Both -fp-model options are fairly strict about associativity in accordance with C standard, disabling vector sum reductions and most vector math functions.

View solution in original post

aazue · ‎08-24-2009

Quoting - jeff_keasler

Hi,

I'm using the options below as my best tradeoff between SSE performance and IEEE 754 conformance.

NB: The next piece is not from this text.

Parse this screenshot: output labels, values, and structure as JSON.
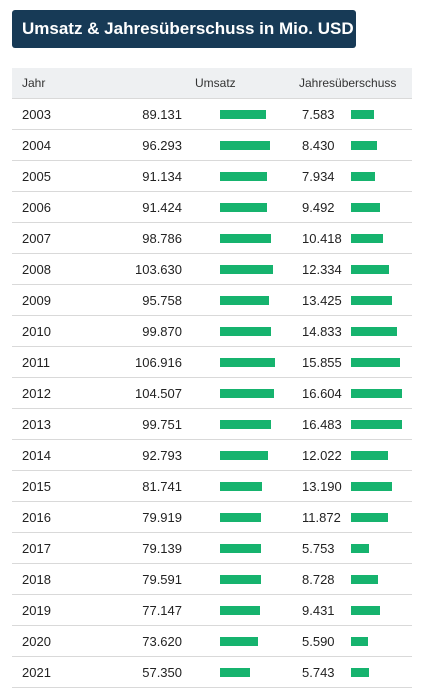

Are there any other flags I could add that would bring me even closer to precise arithmetic without sacrificing much performance?

-g -O3 -ip -ansi-alias -restrict -msse3 -unroll-aggressive -vec-report1 -fp-model strict -fp-model source -prec-div -prec-sqrt -no-ftz

Thanks,
-Jeff

Hi
Performance depend essential processor used
Give exactly your typed processor(s) machine probably can be answered by that have experience similar.

Your remark: to precise arithmetic without sacrificing much performance?
you can test with use MPFR Library well and performance not decreased.

(flag option compiler require exactly accorded choice but is difficult you can have only one type for all )
Several test take long time but is better way for result certain ...
Best regards

jeff_keasler · ‎08-25-2009

Quoting - bustaf

Hi
Performance depend essential processor used
Give exactly your typed processor(s) machine probably can be answered by that have experience similar.

Your remark: to precise arithmetic without sacrificing much performance?
you can test with use MPFR Library well and performance not decreased.

(flag option compiler require exactly accorded choice but is difficult you can have only one type for all )
Several test take long time but is better way for result certain ...
Best regards

Hi,

This has to work on a range of chips that are guaranteed to have at least SSE3, but possibly no more than SSE3.

The MPFR library looks interesting, but I need the speed of SSE hardware floating point, and I just need to be as close to IEEE 754 as possible.

I'm suspecting there may be compiler options that reduce how aggresive the math optimizations are and set the hardware control registers as best as is possible for accuracy. I'm currently using the 11.1.046 compiler, if that helps.

Thanks,
-Jeff

TimP · ‎08-25-2009

-prec-div -prec-sqrt -no-ftz (all included in both -fp-model source and -fp-model strict) are the primary IEEE 754 compliance options. -no-ftz is the only one which affects setting of mxcsr (and then only in main()).
-fp-model source requires operations in float or double as specified in your source code. -fp-model strict should give more support for exception handling. -fp-model precise would be similar to strict, but with double evaluation of float expressions.
Both -fp-model options are fairly strict about associativity in accordance with C standard, disabling vector sum reductions and most vector math functions.

jeff_keasler · ‎09-04-2009

I've just been informed by a colleague that adding -nolib-inline to my original set of compiler options produces slightly better mathematical results.

karma_kid · ‎09-17-2010

On a related note... I have a user who requires sctrict ANSI compliance and must use the
-fp_model strict
command-line option. This is on an AMD Opteron using Intel version 10 compilers under a Linux OS.

Recently, he discovered that his makefile has been using another option all along: -mp1.
Based on manpage descriptions, I assume the two options together do not step on each other. In fact, I would expect the "-mp1" option to have no effect on generated code when combined with the "-fp_model strict" option. Are there any potential compatibility problems with using both of those options simultaneously?

Man page for -mp1 says: Improves floating-point precision and consistency. This option disables fewer optimizations and has less impact on performance than -fltconsistency or -mp.

It may be that -mp1 is a deprecated command-line option.

TimP · ‎09-17-2010

Yes, the old -mp1 (and similar) options should be replaced by appropriate -fp-model options. You would have to investigate carefully (experimentally) the effect of using both the old and new options together, if you think you have a reason for doing so.